Assim que a doença causada pelo vírus SARS-CoV-2 ganhou ares de pandemia global, no começo de 2020, duas celebridades do universo acadêmico, o sociólogo francês Edgar Morin e o historiador israelense Yuval Noah Harari, trataram da temática que afligia e ainda aflige o mundo. Será que há comunhão entre esses intelectuais? Pensariam diferente um homem que completou 100 anos (Morin nasceu em 1921) e viveu as grandes crises do século XX (a crise de 1929, a ascensão de Hitler, a Segunda Guerra Mundial, as atrocidades da era Stalin, o Maio de 1968, etc.) e um jovem no auge dos seus 45 anos (Harari nasceu em 1976) e criado em tempos de maior liberdade?
Morin e Harari, por incrível que possa parecer, apresentam mais confluência do que divergência de pensamento sobre a atual pandemia da Covid-19. Especialmente, quando tratam das lições deixadas para a construção do mundo pós-coronavírus e suas ameaças. Sim, a pandemia, mais além de uma crise sanitária, deu origem a uma megacrise planetária, formada pela combinação, em maior ou menor grau, de crises políticas, econômicas e sociais. E trazendo à tona a revelação até então inédita, para muitos, de que tudo que parecia separado é inseparável. Afinal, quem vencerá a disputa ideológica entre o isolacionismo nacionalista e a cooperação global? Quais são os riscos reais da ascensão de estados totalitários no rastro das novas tecnologias de monitoramento digital da população? Eis os desafios e as difíceis escolhas que teremos de fazer em tempos difíceis.
O risco maior que a humanidade ora enfrenta não parece ser o vírus e sim seus próprio “demônios interiores”. Há uma luta a ser travada contra ódio, a ganância e a ignorância, que, sobejamente, vicejam onde menos se imaginaria que encontrariam terreno fértil para prosperarem. Quem não conhece alguém que nessa pandemia se revelou efetivamente quem era e como pensava pelas redes sociais? Dando-se ao luxo de propagar o ódio, ao insistir culpar estrangeiros e minorias ou quem pensa diferente, estimular a ganância e buscar lucrar mais a todo custo (negociatas com vacinas, por exemplo) e
disseminar a ignorância ao difundir e acreditar em ridículas teorias da conspiração (fake news).
Ignorar que pandemias, no passado, sempre deflagraram crises e que vírus, por piores que sejam nunca moldaram a história, e sim que os humanos possuem essa atribuição, parece ser um desafio a superar. Afinal, que buscamos? Terminar o isolamento e retomar a corrida infernal de antes? Dar azo às crises das democracias, ao flertar com autoritarismos, e intensificar o nacionalismo agressivo e xenófobo? São as escolhas que estamos fazendo e as nossas atitudes de enfretamento dessa crise que moldarão o mundo e não o vírus SARS-CoV-2.

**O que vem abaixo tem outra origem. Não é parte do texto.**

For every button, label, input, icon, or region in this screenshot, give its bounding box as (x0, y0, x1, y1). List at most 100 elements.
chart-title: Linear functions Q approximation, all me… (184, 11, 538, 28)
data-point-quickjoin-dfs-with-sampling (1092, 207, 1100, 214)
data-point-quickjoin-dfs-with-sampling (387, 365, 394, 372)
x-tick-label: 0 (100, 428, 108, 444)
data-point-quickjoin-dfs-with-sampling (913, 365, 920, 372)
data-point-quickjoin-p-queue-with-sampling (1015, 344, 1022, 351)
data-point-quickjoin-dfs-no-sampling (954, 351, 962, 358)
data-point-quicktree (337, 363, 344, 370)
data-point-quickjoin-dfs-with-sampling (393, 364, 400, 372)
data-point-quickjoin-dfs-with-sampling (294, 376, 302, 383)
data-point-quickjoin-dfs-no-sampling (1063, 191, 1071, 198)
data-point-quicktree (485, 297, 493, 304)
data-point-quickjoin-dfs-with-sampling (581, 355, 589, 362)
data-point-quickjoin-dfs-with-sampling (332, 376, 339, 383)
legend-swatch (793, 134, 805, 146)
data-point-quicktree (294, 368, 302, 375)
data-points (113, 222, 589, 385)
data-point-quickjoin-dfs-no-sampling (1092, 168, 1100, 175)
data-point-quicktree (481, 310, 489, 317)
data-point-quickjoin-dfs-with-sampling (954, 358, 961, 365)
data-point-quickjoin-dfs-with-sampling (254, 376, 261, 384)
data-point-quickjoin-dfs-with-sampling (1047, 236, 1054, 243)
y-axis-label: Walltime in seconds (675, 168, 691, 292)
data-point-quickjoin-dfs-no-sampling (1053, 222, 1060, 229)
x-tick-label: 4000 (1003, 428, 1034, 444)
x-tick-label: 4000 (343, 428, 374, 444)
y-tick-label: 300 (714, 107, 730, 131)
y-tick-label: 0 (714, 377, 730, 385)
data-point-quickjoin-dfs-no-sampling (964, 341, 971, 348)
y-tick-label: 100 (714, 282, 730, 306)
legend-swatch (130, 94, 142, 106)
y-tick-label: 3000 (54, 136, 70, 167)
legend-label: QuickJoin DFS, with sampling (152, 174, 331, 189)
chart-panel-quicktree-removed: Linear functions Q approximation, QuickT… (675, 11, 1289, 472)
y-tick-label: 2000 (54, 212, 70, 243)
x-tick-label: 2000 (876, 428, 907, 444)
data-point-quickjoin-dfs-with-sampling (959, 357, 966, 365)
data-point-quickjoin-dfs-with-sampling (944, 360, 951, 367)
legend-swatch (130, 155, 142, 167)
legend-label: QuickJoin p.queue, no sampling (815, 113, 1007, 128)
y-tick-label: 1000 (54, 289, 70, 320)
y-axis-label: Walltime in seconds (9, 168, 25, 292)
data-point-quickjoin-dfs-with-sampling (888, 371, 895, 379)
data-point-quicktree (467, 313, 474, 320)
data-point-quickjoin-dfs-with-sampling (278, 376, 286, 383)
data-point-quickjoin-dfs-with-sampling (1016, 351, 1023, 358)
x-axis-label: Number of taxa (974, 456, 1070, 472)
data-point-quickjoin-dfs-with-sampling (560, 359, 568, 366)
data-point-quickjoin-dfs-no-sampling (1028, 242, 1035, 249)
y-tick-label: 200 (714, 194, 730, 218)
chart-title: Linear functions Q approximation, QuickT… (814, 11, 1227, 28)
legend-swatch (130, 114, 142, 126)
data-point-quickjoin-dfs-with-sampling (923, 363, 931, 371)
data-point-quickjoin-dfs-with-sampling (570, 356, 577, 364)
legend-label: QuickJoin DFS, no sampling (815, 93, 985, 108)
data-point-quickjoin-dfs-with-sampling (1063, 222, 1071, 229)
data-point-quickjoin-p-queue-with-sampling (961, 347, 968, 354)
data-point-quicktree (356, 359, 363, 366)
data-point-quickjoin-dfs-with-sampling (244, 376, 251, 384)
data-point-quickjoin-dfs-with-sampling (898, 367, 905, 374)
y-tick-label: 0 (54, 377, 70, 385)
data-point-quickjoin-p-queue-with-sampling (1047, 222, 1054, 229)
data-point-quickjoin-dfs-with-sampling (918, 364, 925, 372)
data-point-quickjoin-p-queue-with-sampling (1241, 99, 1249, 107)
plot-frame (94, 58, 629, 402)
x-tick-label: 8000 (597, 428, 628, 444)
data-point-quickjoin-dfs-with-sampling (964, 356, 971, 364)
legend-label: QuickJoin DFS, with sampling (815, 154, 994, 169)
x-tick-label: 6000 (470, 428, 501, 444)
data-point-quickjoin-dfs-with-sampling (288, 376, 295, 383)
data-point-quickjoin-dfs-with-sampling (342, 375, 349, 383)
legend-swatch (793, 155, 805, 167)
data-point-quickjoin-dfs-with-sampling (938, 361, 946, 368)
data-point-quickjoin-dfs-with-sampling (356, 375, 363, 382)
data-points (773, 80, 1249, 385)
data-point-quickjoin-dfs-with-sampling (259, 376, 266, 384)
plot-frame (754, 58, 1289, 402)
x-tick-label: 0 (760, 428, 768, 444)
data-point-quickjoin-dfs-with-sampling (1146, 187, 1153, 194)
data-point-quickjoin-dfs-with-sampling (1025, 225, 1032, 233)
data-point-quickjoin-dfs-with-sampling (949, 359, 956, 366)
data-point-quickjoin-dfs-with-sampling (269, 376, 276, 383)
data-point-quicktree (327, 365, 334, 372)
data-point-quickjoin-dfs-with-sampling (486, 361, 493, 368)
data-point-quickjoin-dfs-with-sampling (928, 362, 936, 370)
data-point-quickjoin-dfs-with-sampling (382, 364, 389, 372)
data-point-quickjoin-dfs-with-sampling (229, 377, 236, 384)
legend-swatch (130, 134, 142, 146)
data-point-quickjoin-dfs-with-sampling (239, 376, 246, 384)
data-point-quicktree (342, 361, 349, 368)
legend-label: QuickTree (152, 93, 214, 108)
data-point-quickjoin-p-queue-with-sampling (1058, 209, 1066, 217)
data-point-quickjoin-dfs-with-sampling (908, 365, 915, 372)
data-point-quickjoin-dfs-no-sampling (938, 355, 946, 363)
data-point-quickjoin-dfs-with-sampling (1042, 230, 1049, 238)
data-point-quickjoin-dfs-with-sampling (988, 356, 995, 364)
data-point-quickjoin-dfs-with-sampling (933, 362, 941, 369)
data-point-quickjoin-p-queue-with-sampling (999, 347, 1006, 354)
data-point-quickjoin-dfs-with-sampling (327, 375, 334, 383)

Há riscos inerentes, e que preocupam no pós-pandemia, levantados tanto por Morin quanto por Harari: a ameaça às liberdades individuais, de ir e vir, desaparecerá junto com o vírus? Quem pode assegurar que os poderosos instrumentos de inteligência artificial criados para monitorar a pandemia não serão utilizados para criar sociedades de vigilâncias sem precedentes? Sim, muitas coisas dessa pandemia permanecerão no pós-pandemia. No mundo das corporações e da educação, acredito que não haverá volta: teletrabalho/home office e EAD são e serão partes desse novo mundo.
O que nos cabe, por ora, é não gastar mais tempo tentando dar sentido às mortes causadas pela Covid-19. Os nossos heróis não são padres, pastores e outras autoridades religiosas que enterram os mortos e justificam a calamidade como vontade Divina. Os nossos heróis são os médicos e profissionais de saúde que salvam vidas! E os nossos super-heróis são os cientistas que nos laboratórios buscam criar vacinas e novas drogas para tratar a doença. Depois da morte, pouco importa se alguém vai lembrar-se de você ou não, insiste Harari, ao replicar a resposta de Woody Allen ao ser questionado se ele desejava viver eternamente na memória dos cinéfilos. Allen respondeu: “Prefiro continuar vivendo no meu apartamento".